ここでいう事実とは、「この工程ではどんな作業をしているか」ですが、正確には動作単位までブレイクダウンした作業を指します。
当人が1つと認識して行なっている作業工程は、実際は非常に多くの作業の集まりです。

一例を挙げます。
注文受付スタッフに「あなたはここでどういう作業を行なっていますか?」と聞いて
「注文内容が正しいかチェックして、問題なければ受注しています」と返ってきたとします。

この「注文内容のチェック」がまるで1ステップの作業のように聞こえてしまいますが、実際は大変複雑です。
材料のチェックだけに絞っても、以下のような複数の判断をしています。
なお、これでもかなり簡略化して紹介しています。


事前チェック項目の1つでこれだけの判断が発生しているわけです。
現場でモノを作っている加工者は、完成までに極めて多くの判断を繰り返しながら作業をしています。

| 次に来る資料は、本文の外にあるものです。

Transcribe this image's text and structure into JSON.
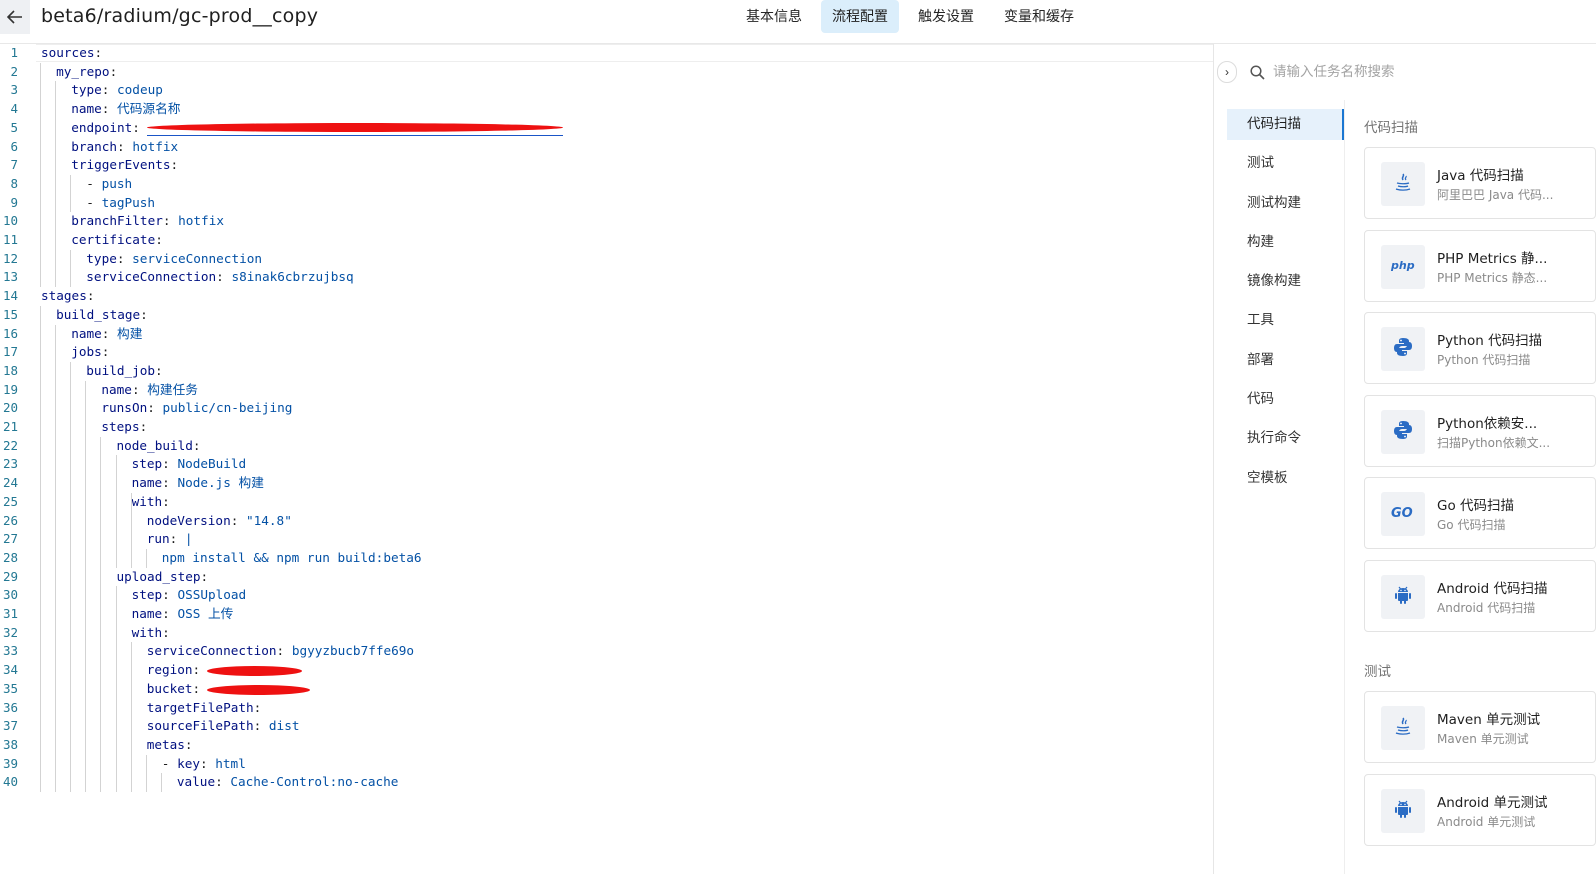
{
  "header": {
    "title": "beta6/radium/gc-prod__copy",
    "tabs": [
      {
        "label": "基本信息",
        "active": false
      },
      {
        "label": "流程配置",
        "active": true
      },
      {
        "label": "触发设置",
        "active": false
      },
      {
        "label": "变量和缓存",
        "active": false
      }
    ]
  },
  "editor": {
    "lines": [
      {
        "n": "1",
        "indent": 0,
        "key": "sources",
        "sep": ":",
        "val": ""
      },
      {
        "n": "2",
        "indent": 2,
        "key": "my_repo",
        "sep": ":",
        "val": ""
      },
      {
        "n": "3",
        "indent": 4,
        "key": "type",
        "sep": ": ",
        "val": "codeup"
      },
      {
        "n": "4",
        "indent": 4,
        "key": "name",
        "sep": ": ",
        "val": "代码源名称"
      },
      {
        "n": "5",
        "indent": 4,
        "key": "endpoint",
        "sep": ": ",
        "val": ""
      },
      {
        "n": "6",
        "indent": 4,
        "key": "branch",
        "sep": ": ",
        "val": "hotfix"
      },
      {
        "n": "7",
        "indent": 4,
        "key": "triggerEvents",
        "sep": ":",
        "val": ""
      },
      {
        "n": "8",
        "indent": 6,
        "key": "",
        "sep": "- ",
        "val": "push"
      },
      {
        "n": "9",
        "indent": 6,
        "key": "",
        "sep": "- ",
        "val": "tagPush"
      },
      {
        "n": "10",
        "indent": 4,
        "key": "branchFilter",
        "sep": ": ",
        "val": "hotfix"
      },
      {
        "n": "11",
        "indent": 4,
        "key": "certificate",
        "sep": ":",
        "val": ""
      },
      {
        "n": "12",
        "indent": 6,
        "key": "type",
        "sep": ": ",
        "val": "serviceConnection"
      },
      {
        "n": "13",
        "indent": 6,
        "key": "serviceConnection",
        "sep": ": ",
        "val": "s8inak6cbrzujbsq"
      },
      {
        "n": "14",
        "indent": 0,
        "key": "stages",
        "sep": ":",
        "val": ""
      },
      {
        "n": "15",
        "indent": 2,
        "key": "build_stage",
        "sep": ":",
        "val": ""
      },
      {
        "n": "16",
        "indent": 4,
        "key": "name",
        "sep": ": ",
        "val": "构建"
      },
      {
        "n": "17",
        "indent": 4,
        "key": "jobs",
        "sep": ":",
        "val": ""
      },
      {
        "n": "18",
        "indent": 6,
        "key": "build_job",
        "sep": ":",
        "val": ""
      },
      {
        "n": "19",
        "indent": 8,
        "key": "name",
        "sep": ": ",
        "val": "构建任务"
      },
      {
        "n": "20",
        "indent": 8,
        "key": "runsOn",
        "sep": ": ",
        "val": "public/cn-beijing"
      },
      {
        "n": "21",
        "indent": 8,
        "key": "steps",
        "sep": ":",
        "val": ""
      },
      {
        "n": "22",
        "indent": 10,
        "key": "node_build",
        "sep": ":",
        "val": ""
      },
      {
        "n": "23",
        "indent": 12,
        "key": "step",
        "sep": ": ",
        "val": "NodeBuild"
      },
      {
        "n": "24",
        "indent": 12,
        "key": "name",
        "sep": ": ",
        "val": "Node.js 构建"
      },
      {
        "n": "25",
        "indent": 12,
        "key": "with",
        "sep": ":",
        "val": ""
      },
      {
        "n": "26",
        "indent": 14,
        "key": "nodeVersion",
        "sep": ": ",
        "val": "\"14.8\""
      },
      {
        "n": "27",
        "indent": 14,
        "key": "run",
        "sep": ": ",
        "val": "|"
      },
      {
        "n": "28",
        "indent": 16,
        "key": "",
        "sep": "",
        "val": "npm install && npm run build:beta6"
      },
      {
        "n": "29",
        "indent": 10,
        "key": "upload_step",
        "sep": ":",
        "val": ""
      },
      {
        "n": "30",
        "indent": 12,
        "key": "step",
        "sep": ": ",
        "val": "OSSUpload"
      },
      {
        "n": "31",
        "indent": 12,
        "key": "name",
        "sep": ": ",
        "val": "OSS 上传"
      },
      {
        "n": "32",
        "indent": 12,
        "key": "with",
        "sep": ":",
        "val": ""
      },
      {
        "n": "33",
        "indent": 14,
        "key": "serviceConnection",
        "sep": ": ",
        "val": "bgyyzbucb7ffe69o"
      },
      {
        "n": "34",
        "indent": 14,
        "key": "region",
        "sep": ": ",
        "val": ""
      },
      {
        "n": "35",
        "indent": 14,
        "key": "bucket",
        "sep": ": ",
        "val": ""
      },
      {
        "n": "36",
        "indent": 14,
        "key": "targetFilePath",
        "sep": ":",
        "val": ""
      },
      {
        "n": "37",
        "indent": 14,
        "key": "sourceFilePath",
        "sep": ": ",
        "val": "dist"
      },
      {
        "n": "38",
        "indent": 14,
        "key": "metas",
        "sep": ":",
        "val": ""
      },
      {
        "n": "39",
        "indent": 16,
        "key": "",
        "sep": "- ",
        "val": "",
        "key2": "key",
        "val2": "html"
      },
      {
        "n": "40",
        "indent": 18,
        "key": "value",
        "sep": ": ",
        "val": "Cache-Control:no-cache"
      }
    ]
  },
  "panel": {
    "search_placeholder": "请输入任务名称搜索",
    "categories": [
      {
        "label": "代码扫描",
        "active": true
      },
      {
        "label": "测试",
        "active": false
      },
      {
        "label": "测试构建",
        "active": false
      },
      {
        "label": "构建",
        "active": false
      },
      {
        "label": "镜像构建",
        "active": false
      },
      {
        "label": "工具",
        "active": false
      },
      {
        "label": "部署",
        "active": false
      },
      {
        "label": "代码",
        "active": false
      },
      {
        "label": "执行命令",
        "active": false
      },
      {
        "label": "空模板",
        "active": false
      }
    ],
    "sections": [
      {
        "title": "代码扫描",
        "cards": [
          {
            "name": "Java 代码扫描",
            "desc": "阿里巴巴 Java 代码...",
            "icon": "java-icon"
          },
          {
            "name": "PHP Metrics 静...",
            "desc": "PHP Metrics 静态...",
            "icon": "php-icon"
          },
          {
            "name": "Python 代码扫描",
            "desc": "Python 代码扫描",
            "icon": "python-icon"
          },
          {
            "name": "Python依赖安...",
            "desc": "扫描Python依赖文...",
            "icon": "python-icon"
          },
          {
            "name": "Go 代码扫描",
            "desc": "Go 代码扫描",
            "icon": "go-icon"
          },
          {
            "name": "Android 代码扫描",
            "desc": "Android 代码扫描",
            "icon": "android-icon"
          }
        ]
      },
      {
        "title": "测试",
        "cards": [
          {
            "name": "Maven 单元测试",
            "desc": "Maven 单元测试",
            "icon": "java-icon"
          },
          {
            "name": "Android 单元测试",
            "desc": "Android 单元测试",
            "icon": "android-icon"
          }
        ]
      }
    ]
  },
  "colors": {
    "accent": "#1b77d2",
    "active_tab_bg": "#dbeefb",
    "line_number": "#237893",
    "yaml_key": "#001080",
    "yaml_value": "#0451a5"
  }
}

業務フロー作成の段階で、当人の認識する作業工程と第三者視点で見た事実に大きなギャップを感じることは珍しくありません。
これの何が問題かというと、1つだと認識されている作業はこれ以上改善の余地がないように思われてしまうことです。
感覚で捉えられている業務は、正しい現状把握を困難にし、改善を阻害する危険があります。
そうならないためにも、業務を自らの言葉で正しく把握しておくことは重要です。

言語化を活性化したい

このようなギャップは、事実より感覚を優先している現場でより多く生じます。
これは業務を言語化する機会が少ないことが原因の一つと考えられます。
あくまでも経験則ですが、自身のスキルを自発的に言葉で説明できる加工者はなかなかいません。
しかしスキルがないわけではなく、引き出せば出てくるのです。
「自分は(もしくは誰が)・どんな仕事を・どういうレベルで・どのくらいこなせるか」を表現する機会がそもそもないために「お互いになんとなくわかっている」という感覚で業務を進めている印象があります。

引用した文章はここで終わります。